これは決して大学病院がお高くとまっているわけではない。
最新設備や高度で専門的なスキルを求めて患者さんが集中してしまうと、本当に大学病院で治療を必要とする重症患者が埋もれる、あるいは、いつまで経っても診てもらえない軽症患者がでてくる可能性がある。そのため適切に患者さんが病院にかかれるよう、医療機関を機能別に分けているのだ。
そこで登場するのが「紹介状」というシステムである。
紹介状とは正式名称「診療情報提供書」。医師が他機関の医師に患者を紹介する際に、患者の基本情報や症状、治療・投薬状況などを記載する書類を指す。紹介状があれば、引き継いだ医師は患者の容体を一から調べ直すことなく、紹介状の情報を基に迅速に治療方針を決めることができる。病院の機能を分けて、それぞれが診るべき患者の治療により早く取りかかれることは、時間的・経済的にも患者側のメリットになる。
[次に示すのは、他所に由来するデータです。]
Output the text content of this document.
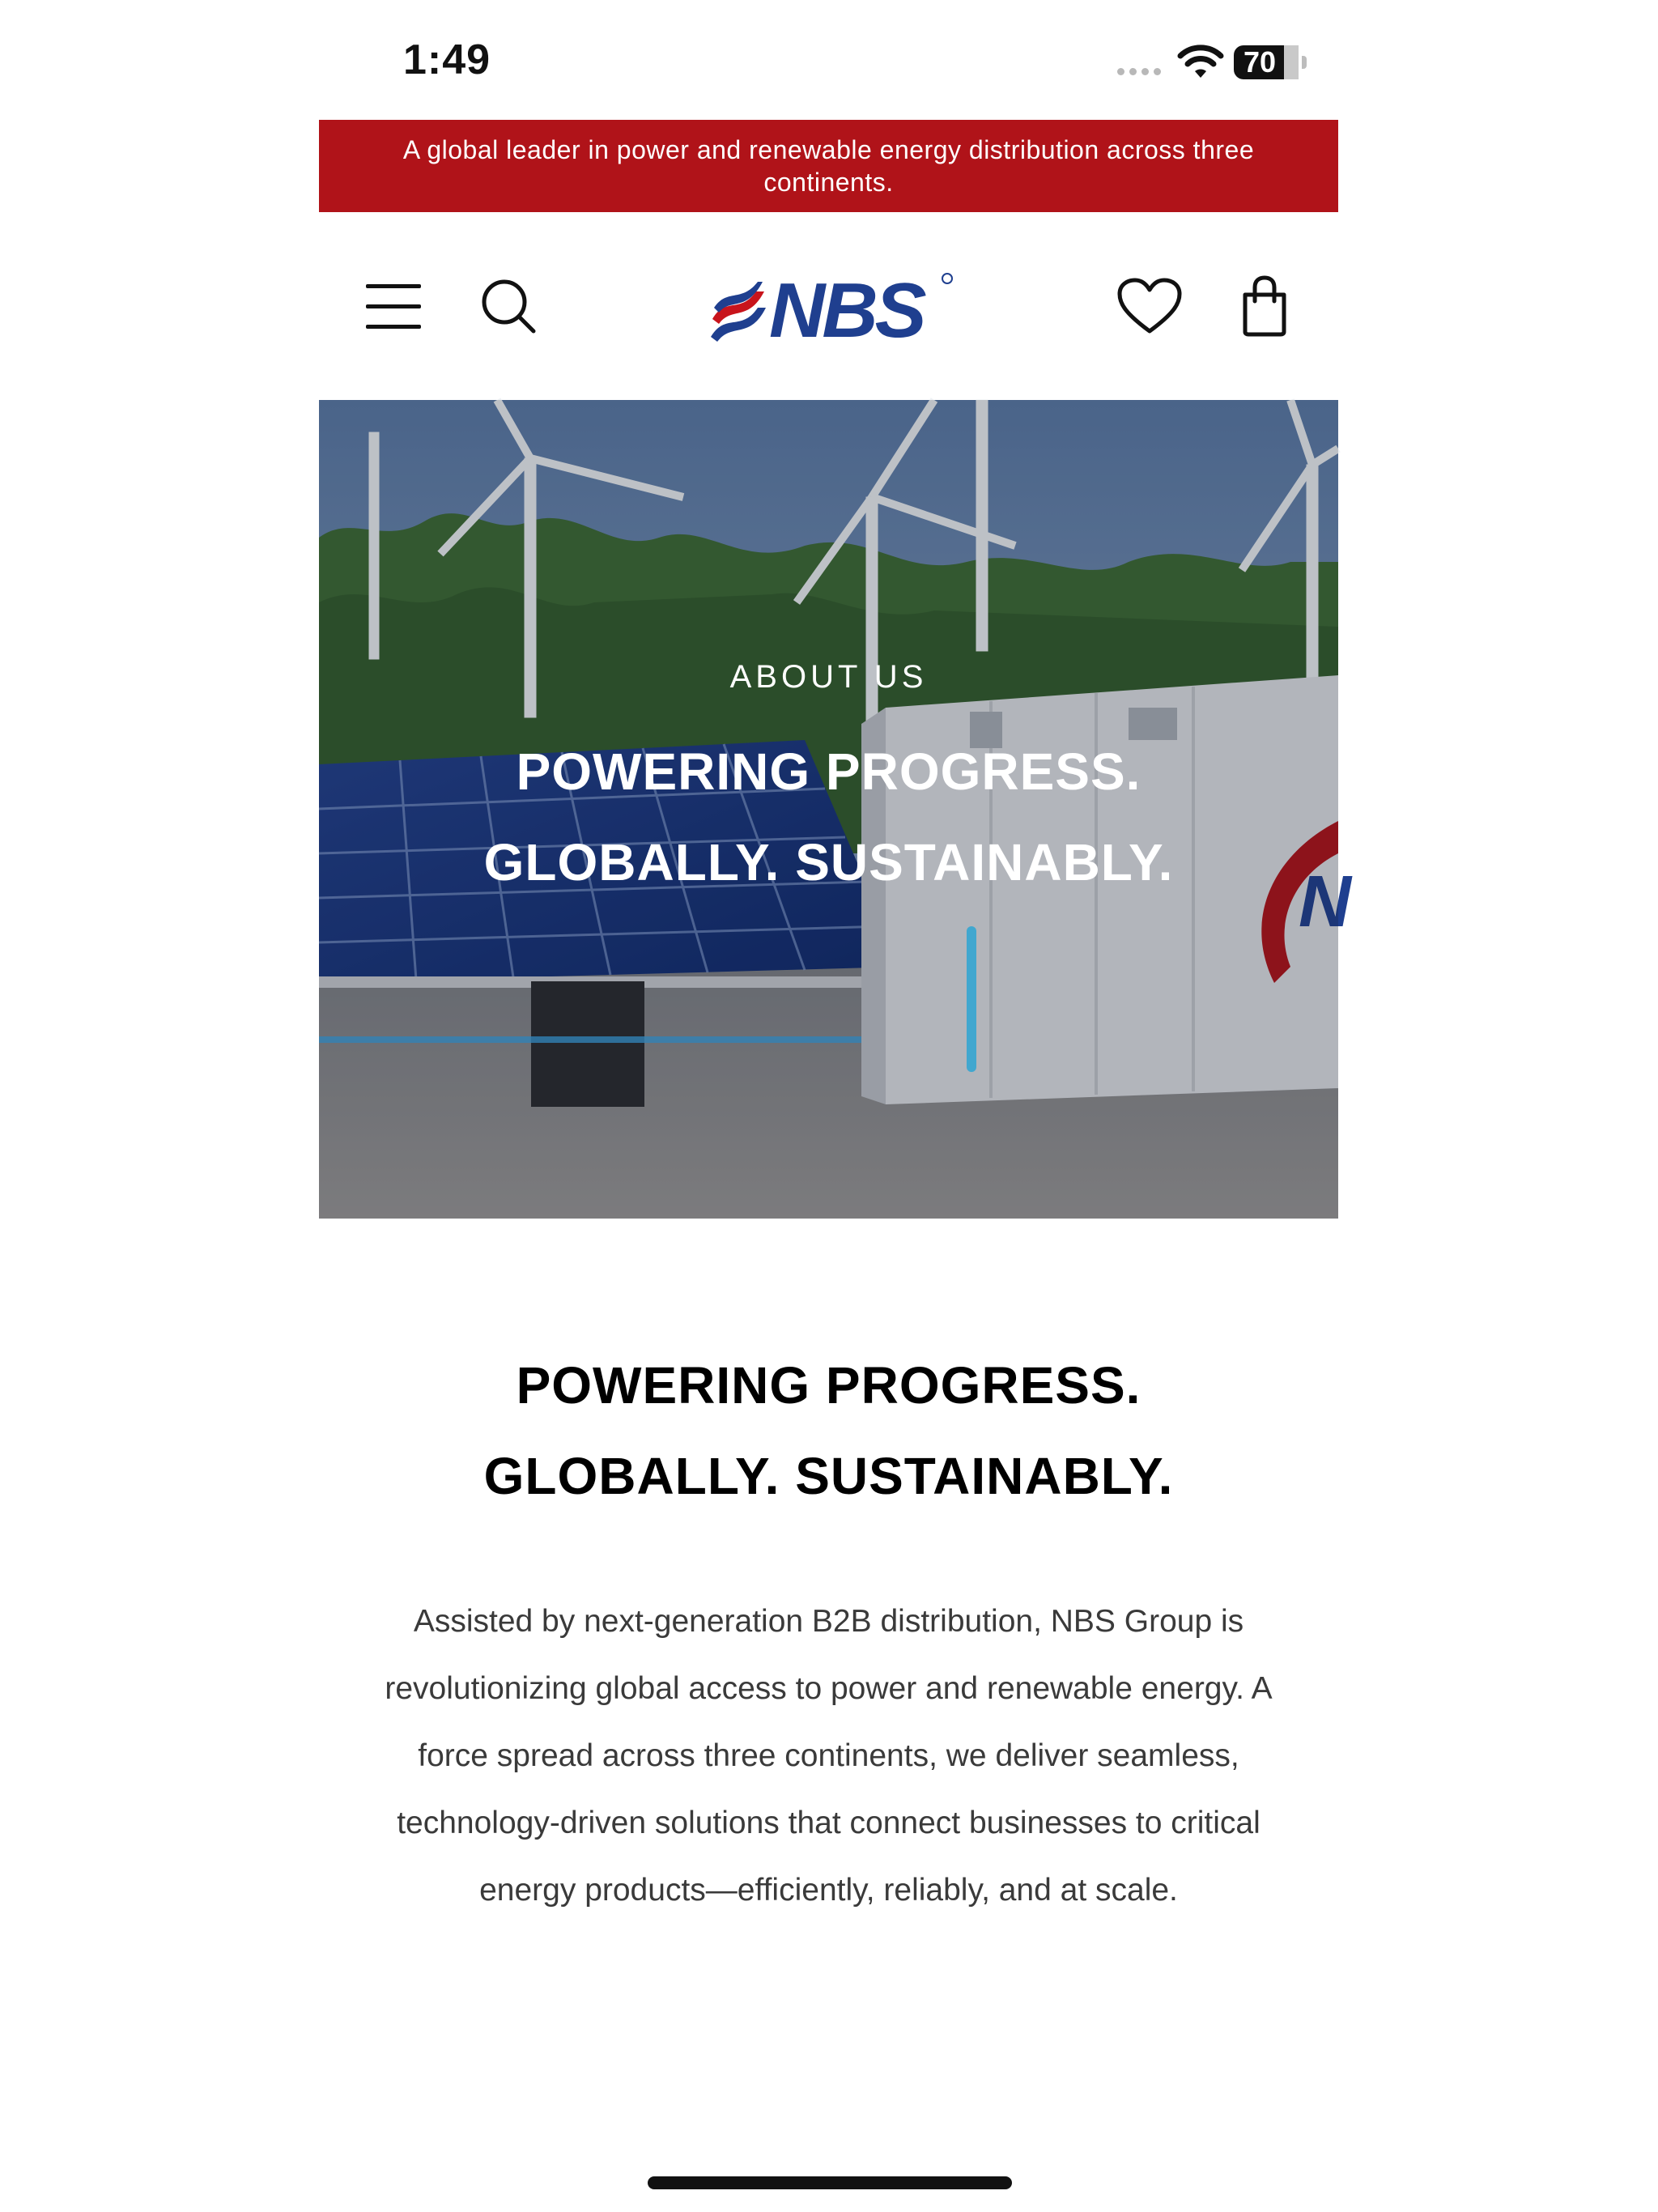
1:49	70
A global leader in power and renewable energy distribution across three continents.
NBS
N
ABOUT US
POWERING PROGRESS.
GLOBALLY. SUSTAINABLY.
POWERING PROGRESS.
GLOBALLY. SUSTAINABLY.

Assisted by next-generation B2B distribution, NBS Group is revolutionizing global access to power and renewable energy. A force spread across three continents, we deliver seamless, technology-driven solutions that connect businesses to critical energy products—efficiently, reliably, and at scale.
もっとも紹介状がない場合でも、大学病院によっては診察を受けられる。ただ、「選定療養費」といって初診・再診時にかかる費用が診察料と別に発生するので注意していただきたい。
これも大学病院価格かと思われるかもしれないが、正確には厚生労働省が定めた金額である。ちなみに現在は、選定療養費として大病院=特定機能病院・一般病床500床以上の地域医療支援病院で5000円以上(歯科の場合は3000円以上)を診察料プラスαで必ず支払うことになっている。
とはいえ、まずは足を運びやすい身近なかかりつけ医を見つけることが望ましい。その上で自分の希望病院がある場合は「○○病院に紹介してほしい」と相談していただきたい。遠慮は禁物である。医師にとって大切なのは患者さんが治癒することなのだ。大学病院とかかりつけ医は相互補完する関係である。患者さんは病院にかかる際、その性格を分かった上で、両者をうまく利用して欲しい。